Search code examples
pythonpandasopencvpcamat

Convert an Image array to be used for PCA in pandas library


I am trying to perform PCA on an image and then output an image with pixels coloured based on the cluster they fall in in the PCA. I am doing unsupervised PCA. Ultimate goal is seen at this link: Forward PC rotation

I am currently using the pandas library(if people have other more elegant solutions I am all ears) as well as open for image manipulation.

I am trying to load in the b,g,r bands as my column with the index being a pixel giving a table with rows of all pixels in image (each with a column for the color bands).

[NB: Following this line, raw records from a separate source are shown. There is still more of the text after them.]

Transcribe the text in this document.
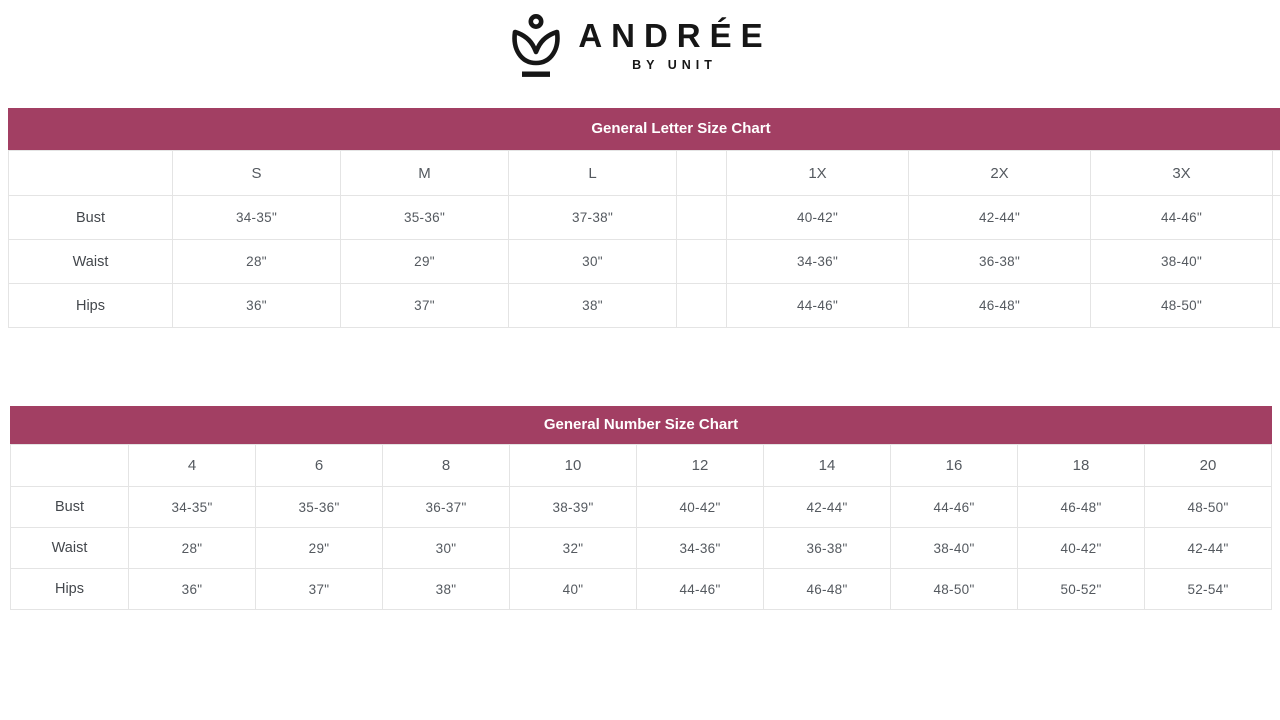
ANDRÉE
BY UNIT
General Letter Size Chart
	S	M	L		1X	2X	3X	
Bust	34-35"	35-36"	37-38"		40-42"	42-44"	44-46"	
Waist	28"	29"	30"		34-36"	36-38"	38-40"	
Hips	36"	37"	38"		44-46"	46-48"	48-50"	
General Number Size Chart
	4	6	8	10	12	14	16	18	20
Bust	34-35"	35-36"	36-37"	38-39"	40-42"	42-44"	44-46"	46-48"	48-50"
Waist	28"	29"	30"	32"	34-36"	36-38"	38-40"	40-42"	42-44"
Hips	36"	37"	38"	40"	44-46"	46-48"	48-50"	50-52"	52-54"
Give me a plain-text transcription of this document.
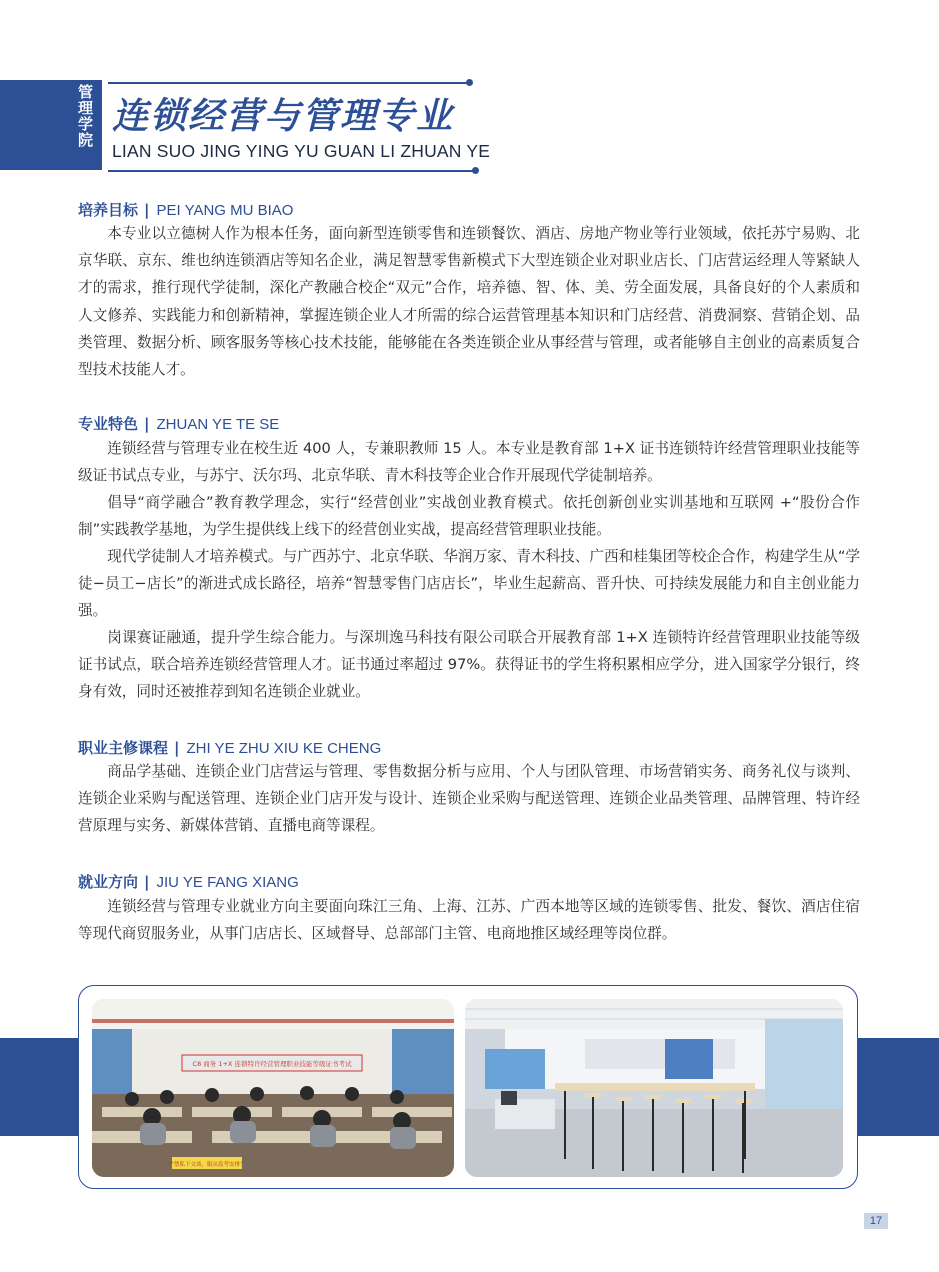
管理学院 连锁经营与管理专业
LIAN SUO JING YING YU GUAN LI ZHUAN YE
培养目标 | PEI YANG MU BIAO

本专业以立德树人作为根本任务，面向新型连锁零售和连锁餐饮、酒店、房地产物业等行业领域，依托苏宁易购、北京华联、京东、维也纳连锁酒店等知名企业，满足智慧零售新模式下大型连锁企业对职业店长、门店营运经理人等紧缺人才的需求，推行现代学徒制，深化产教融合校企“双元”合作，培养德、智、体、美、劳全面发展，具备良好的个人素质和人文修养、实践能力和创新精神，掌握连锁企业人才所需的综合运营管理基本知识和门店经营、消费洞察、营销企划、品类管理、数据分析、顾客服务等核心技术技能，能够能在各类连锁企业从事经营与管理，或者能够自主创业的高素质复合型技术技能人才。

专业特色 | ZHUAN YE TE SE

连锁经营与管理专业在校生近 400 人，专兼职教师 15 人。本专业是教育部 1+X 证书连锁特许经营管理职业技能等级证书试点专业，与苏宁、沃尔玛、北京华联、青木科技等企业合作开展现代学徒制培养。

倡导“商学融合”教育教学理念，实行“经营创业”实战创业教育模式。依托创新创业实训基地和互联网 +“股份合作制”实践教学基地，为学生提供线上线下的经营创业实战，提高经营管理职业技能。

现代学徒制人才培养模式。与广西苏宁、北京华联、华润万家、青木科技、广西和桂集团等校企合作，构建学生从“学徒−员工−店长”的渐进式成长路径，培养“智慧零售门店店长”，毕业生起薪高、晋升快、可持续发展能力和自主创业能力强。

岗课赛证融通，提升学生综合能力。与深圳逸马科技有限公司联合开展教育部 1+X 连锁特许经营管理职业技能等级证书试点，联合培养连锁经营管理人才。证书通过率超过 97%。获得证书的学生将积累相应学分，进入国家学分银行，终身有效，同时还被推荐到知名连锁企业就业。

职业主修课程 | ZHI YE ZHU XIU KE CHENG

商品学基础、连锁企业门店营运与管理、零售数据分析与应用、个人与团队管理、市场营销实务、商务礼仪与谈判、连锁企业采购与配送管理、连锁企业门店开发与设计、连锁企业采购与配送管理、连锁企业品类管理、品牌管理、特许经营原理与实务、新媒体营销、直播电商等课程。

就业方向 | JIU YE FANG XIANG

连锁经营与管理专业就业方向主要面向珠江三角、上海、江苏、广西本地等区域的连锁零售、批发、餐饮、酒店住宿等现代商贸服务业，从事门店店长、区域督导、总部部门主管、电商地推区域经理等岗位群。

C8 商务 1+X 连锁特许经营管理职业技能等级证书考试
严禁私下交谈，服从监考安排！
17
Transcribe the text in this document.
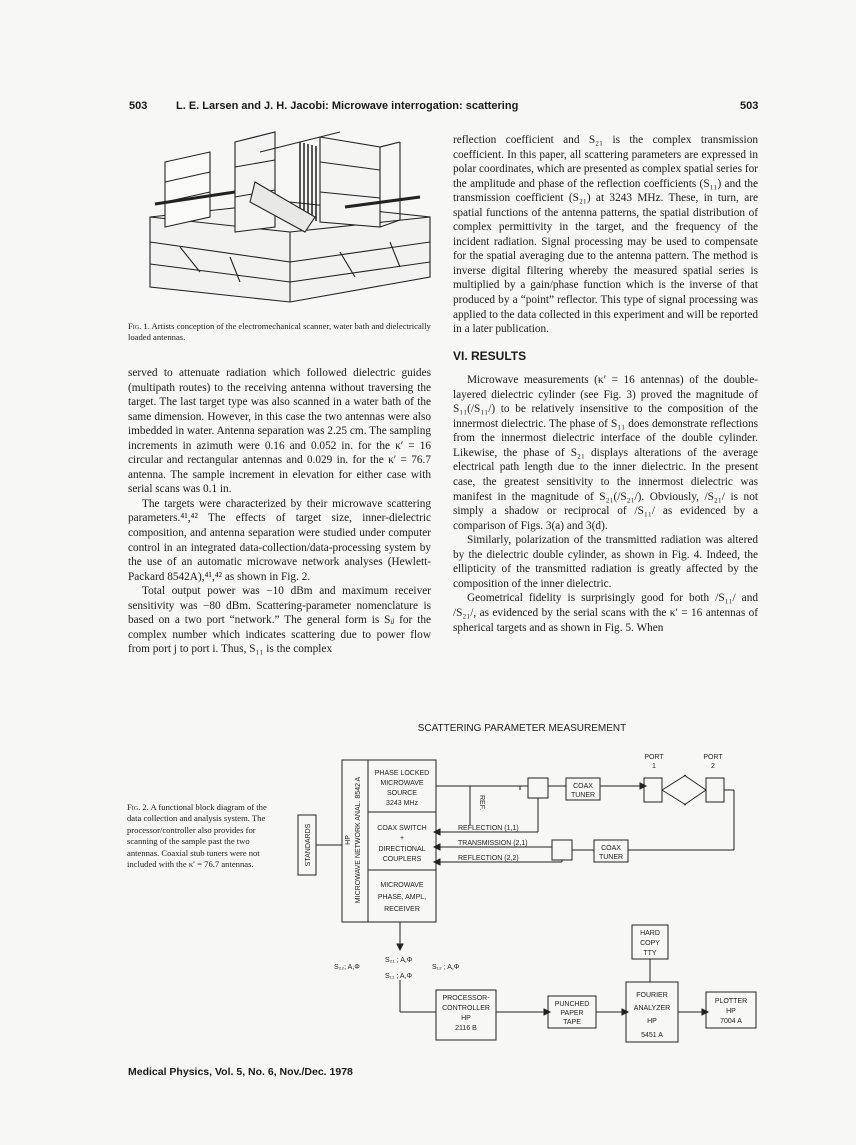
503	L. E. Larsen and J. H. Jacobi: Microwave interrogation: scattering	503
Fig. 1. Artists conception of the electromechanical scanner, water bath and dielectrically loaded antennas.

served to attenuate radiation which followed dielectric guides (multipath routes) to the receiving antenna without traversing the target. The last target type was also scanned in a water bath of the same dimension. However, in this case the two antennas were also imbedded in water. Antenna separation was 2.25 cm. The sampling increments in azimuth were 0.16 and 0.052 in. for the κ′ = 16 circular and rectangular antennas and 0.029 in. for the κ′ = 76.7 antenna. The sample increment in elevation for either case with serial scans was 0.1 in.

The targets were characterized by their microwave scattering parameters.⁴¹,⁴² The effects of target size, inner-dielectric composition, and antenna separation were studied under computer control in an integrated data-collection/data-processing system by the use of an automatic microwave network analyses (Hewlett-Packard 8542A),⁴¹,⁴² as shown in Fig. 2.

Total output power was −10 dBm and maximum receiver sensitivity was −80 dBm. Scattering-parameter nomenclature is based on a two port “network.” The general form is Sᵢⱼ for the complex number which indicates scattering due to power flow from port j to port i. Thus, S₁₁ is the complex

reflection coefficient and S₂₁ is the complex transmission coefficient. In this paper, all scattering parameters are expressed in polar coordinates, which are presented as complex spatial series for the amplitude and phase of the reflection coefficients (S₁₁) and the transmission coefficient (S₂₁) at 3243 MHz. These, in turn, are spatial functions of the antenna patterns, the spatial distribution of complex permittivity in the target, and the frequency of the incident radiation. Signal processing may be used to compensate for the spatial averaging due to the antenna pattern. The method is inverse digital filtering whereby the measured spatial series is multiplied by a gain/phase function which is the inverse of that produced by a “point” reflector. This type of signal processing was applied to the data collected in this experiment and will be reported in a later publication.

VI. RESULTS

Microwave measurements (κ′ = 16 antennas) of the double-layered dielectric cylinder (see Fig. 3) proved the magnitude of S₁₁(/S₁₁/) to be relatively insensitive to the composition of the innermost dielectric. The phase of S₁₁ does demonstrate reflections from the innermost dielectric interface of the double cylinder. Likewise, the phase of S₂₁ displays alterations of the average electrical path length due to the inner dielectric. In the present case, the greatest sensitivity to the innermost dielectric was manifest in the magnitude of S₂₁(/S₂₁/). Obviously, /S₂₁/ is not simply a shadow or reciprocal of /S₁₁/ as evidenced by a comparison of Figs. 3(a) and 3(d).

Similarly, polarization of the transmitted radiation was altered by the dielectric double cylinder, as shown in Fig. 4. Indeed, the ellipticity of the transmitted radiation is greatly affected by the composition of the inner dielectric.

Geometrical fidelity is surprisingly good for both /S₁₁/ and /S₂₁/, as evidenced by the serial scans with the κ′ = 16 antennas of spherical targets and as shown in Fig. 5. When

Fig. 2. A functional block diagram of the data collection and analysis system. The processor/controller also provides for scanning of the sample past the two antennas. Coaxial stub tuners were not included with the κ′ = 76.7 antennas.
SCATTERING PARAMETER MEASUREMENT
STANDARDS	HP MICROWAVE NETWORK ANAL. 8542 A
PHASE LOCKED
MICROWAVE
SOURCE
3243 MHz
COAX SWITCH
+
DIRECTIONAL
COUPLERS
MICROWAVE
PHASE, AMPL,
RECEIVER
COAX
TUNER
COAX
TUNER
PORT
1
PORT
2
PROCESSOR-
CONTROLLER
HP
2116 B
PUNCHED
PAPER
TAPE
FOURIER
ANALYZER
HP
5451 A
HARD
COPY
TTY
PLOTTER
HP
7004 A
REF.
REFLECTION (1,1)
TRANSMISSION (2,1)
REFLECTION (2,2)
S₂₁ ; A,Φ
S₂₂; A,Φ	S₁₂ ; A,Φ
S₁₁ ; A,Φ
Medical Physics, Vol. 5, No. 6, Nov./Dec. 1978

When populating the data I ultimately have 3 million + pixels in my image and I have it populating but it takes about 5 seconds to do so for each pixel so can't event tell if I am doing it correctly. Is there a better way? Also if people understand how to use PCA with images I would be greatly appreciative.

Code:

import pandas as pd 
import numpy as np 
import random as rd
from sklearn.decomposition import PCA
from sklearn import preprocessing
import matplotlib.pyplot as plt
import cv2 

#read in image
img = cv2.imread('/Volumes/EXTERNAL/Stitched-Photos-for-Chris/p7_0015_20161005-949am-75m-pass-1.jpg.png',1)
row,col = img.shape[:2]
print(row , col)

#get a unique pixel ID for each pixel

pixel = ['pixel-' + str(i) for i in range(0,row*col)]
bBand = ['bBand']
gBand = ['gBand']
rBand = ['rBand']
data = pd.DataFrame(columns=[bBand,gBand,rBand],index = pixel)

#populate data for each band
b,g,r = cv2.split(img)

#each index value
indexCount = row*col
for index in range(indexCount):
    i = int(index/row)
    j = index%row
    data.loc[pixel,'bBand'] = b[i,j]
    data.loc[pixel,'gBand'] = g[i,j]
    data.loc[pixel,'rBand'] = r[i,j]

print(data.head())

Solution

  • Yes that for loop that you have there can take a long time.

    Use np.ravel (for a 1D view) or np.flatten (for a 1D copy) or np.flat (for an 1D iterator) to convert 2d arrays to a series.

    Also, creating a string index with x y encoded can be expensive too. I would either use row number as index and calculate x,y as row_num/row, row_num%col or a multi index with x,y depending on how frequent x,y are used in your calculations.